Trying it on synthetic data#
A synthetic simulator with a known ground truth lets you run the whole pipeline without Isaac Sim — useful for seeing the output shape and for validating the toolbox (the recovered posterior should reflect the planted relationship):
# mixed: three continuous + two categorical factors (MNPE)
python -m isaaclab_arena.tests.sensitivity_synthetic --kind mixed --output eval/demo.png
--kind also accepts continuous (continuous-only factors, which exercises the NPE path).
Reading the output#
Todo
Add a sample report figure here and walk through reading it.
Each panel is the posterior over one factor conditioned on success. Intuitively it answers “given the policy succeeded, which values of this factor were responsible?” More precisely, among the successful episodes it shows the probability density that the factor took each value. For a continuous factor, mass concentrated at one end of its range means success favoured that end — e.g. a curve rising toward bright light means successful episodes were almost all bright ones, i.e. the policy needs bright light to succeed. For a categorical factor, the tallest bar is the value most associated with success.
Current scope#
Outcomes are treated as binary (0/1). Conditioning defaults to success; a continuous outcome is rejected with a clear error rather than silently averaged.

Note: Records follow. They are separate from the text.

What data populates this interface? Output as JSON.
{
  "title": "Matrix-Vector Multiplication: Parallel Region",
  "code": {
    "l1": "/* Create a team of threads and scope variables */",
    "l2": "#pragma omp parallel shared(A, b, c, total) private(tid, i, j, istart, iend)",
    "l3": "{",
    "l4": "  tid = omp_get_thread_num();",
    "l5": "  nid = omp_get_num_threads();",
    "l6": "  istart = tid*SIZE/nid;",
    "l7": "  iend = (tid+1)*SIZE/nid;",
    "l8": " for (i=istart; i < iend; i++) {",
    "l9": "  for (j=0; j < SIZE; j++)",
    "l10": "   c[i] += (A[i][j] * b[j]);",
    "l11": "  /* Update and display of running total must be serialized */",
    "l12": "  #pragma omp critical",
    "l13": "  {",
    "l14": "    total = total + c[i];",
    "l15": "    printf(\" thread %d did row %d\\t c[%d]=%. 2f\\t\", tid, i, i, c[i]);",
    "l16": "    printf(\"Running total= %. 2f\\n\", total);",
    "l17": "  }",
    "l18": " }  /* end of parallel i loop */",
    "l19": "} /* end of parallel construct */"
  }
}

A vector variation draw (e.g. a camera pose offset) is split into one scalar factor per component (
key[0],key[1], …), each analysed independently. Components are named by position; semantic names (e.g. a camera’s lateral vs. depth axis) are a future extension.Factors should be drawn from the prior the analyzer assumes — uniform over each continuous range, and an equal number of episodes per categorical choice. The posterior is taken relative to how the sweep drew the factors, so uneven sampling leaks in: a factor with no real effect comes out flat only if it was sampled flat, otherwise its posterior tracks the sampling frequency. The analyzer warns when a categorical is sampled unevenly, but the clean fix is to balance the draws in the sweep.

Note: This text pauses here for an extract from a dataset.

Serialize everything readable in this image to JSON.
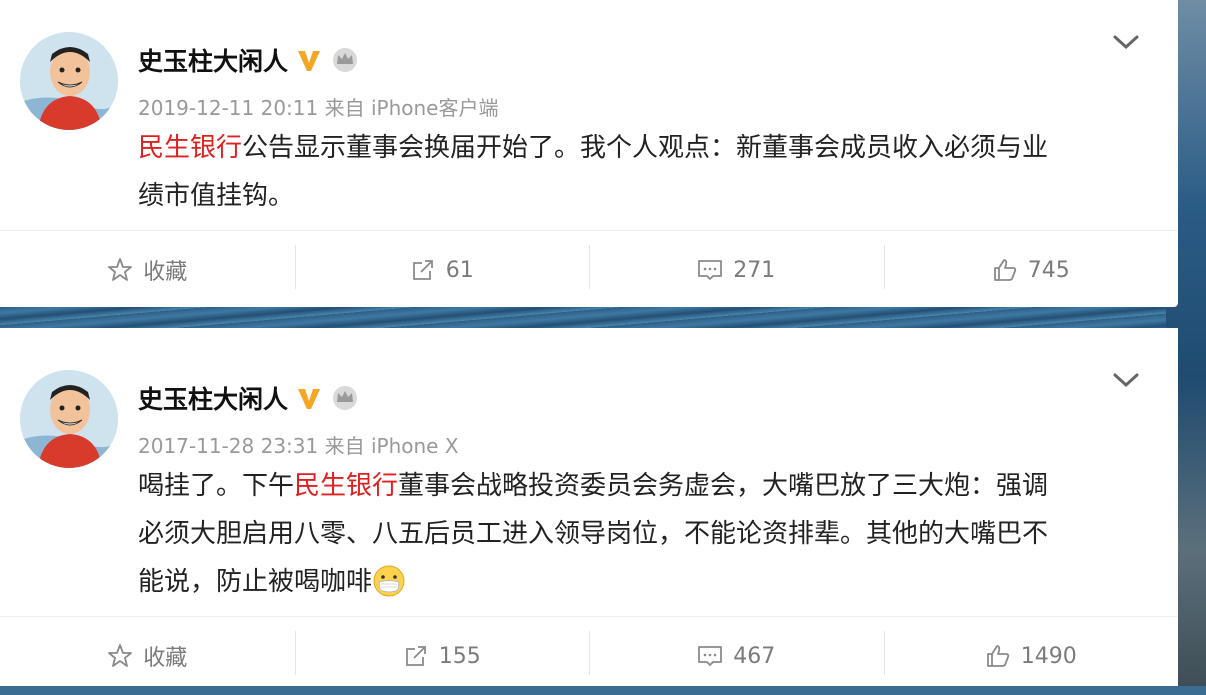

The estimators run on CPU and do not require Isaac Sim, so a report can be generated anywhere the evaluation JSONL is available.
The analysis assumes the
episode_results.jsonlis a single coherent slice — one policy, task, and embodiment. TODO: add a filter (in the spirit of robolab’s--filter-policy/--filter-task) to select that slice from a larger JSONL, rather than relying on the caller to pre-filter it.